Learning to Organize Knowledge and Answer Questions with N-Gram Machines
This addresses the problem of inefficient knowledge-intensive AI tasks for applications like QA from large texts, though it appears incremental by building on symbolic methods.
The authors tackled the scalability issue of deep neural networks in open-domain question answering by proposing N-Gram Machines, which use symbolic meaning representations to achieve complexity independent of text size, demonstrating success on synthetic tasks and scaling to millions of sentences with weak supervision on WikiMovies.

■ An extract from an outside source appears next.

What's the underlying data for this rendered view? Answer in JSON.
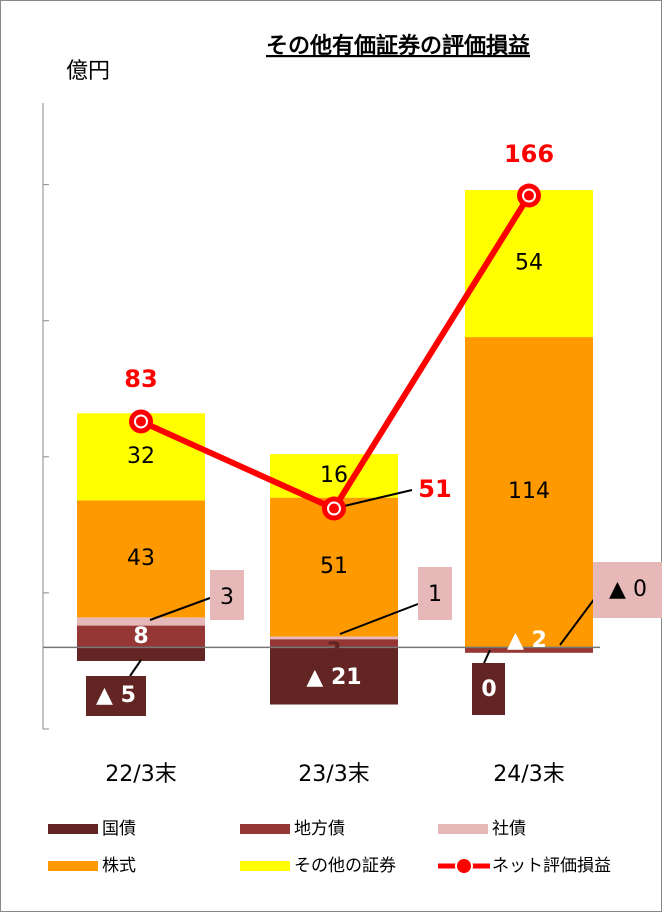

Though deep neural networks have great success in natural language processing, they are limited at more knowledge intensive AI tasks, such as open-domain Question Answering (QA). Existing end-to-end deep QA models need to process the entire text after observing the question, and therefore their complexity in responding a question is linear in the text size. This is prohibitive for practical tasks such as QA from Wikipedia, a novel, or the Web. We propose to solve this scalability issue by using symbolic meaning representations, which can be indexed and retrieved efficiently with complexity that is independent of the text size. We apply our approach, called the N-Gram Machine (NGM), to three representative tasks. First as proof-of-concept, we demonstrate that NGM successfully solves the bAbI tasks of synthetic text. Second, we show that NGM scales to large corpus by experimenting on "life-long bAbI", a special version of bAbI that contains millions of sentences. Lastly on the WikiMovies dataset, we use NGM to induce latent structure (i.e. schema) and answer questions from natural language Wikipedia text, with only QA pairs as weak supervision.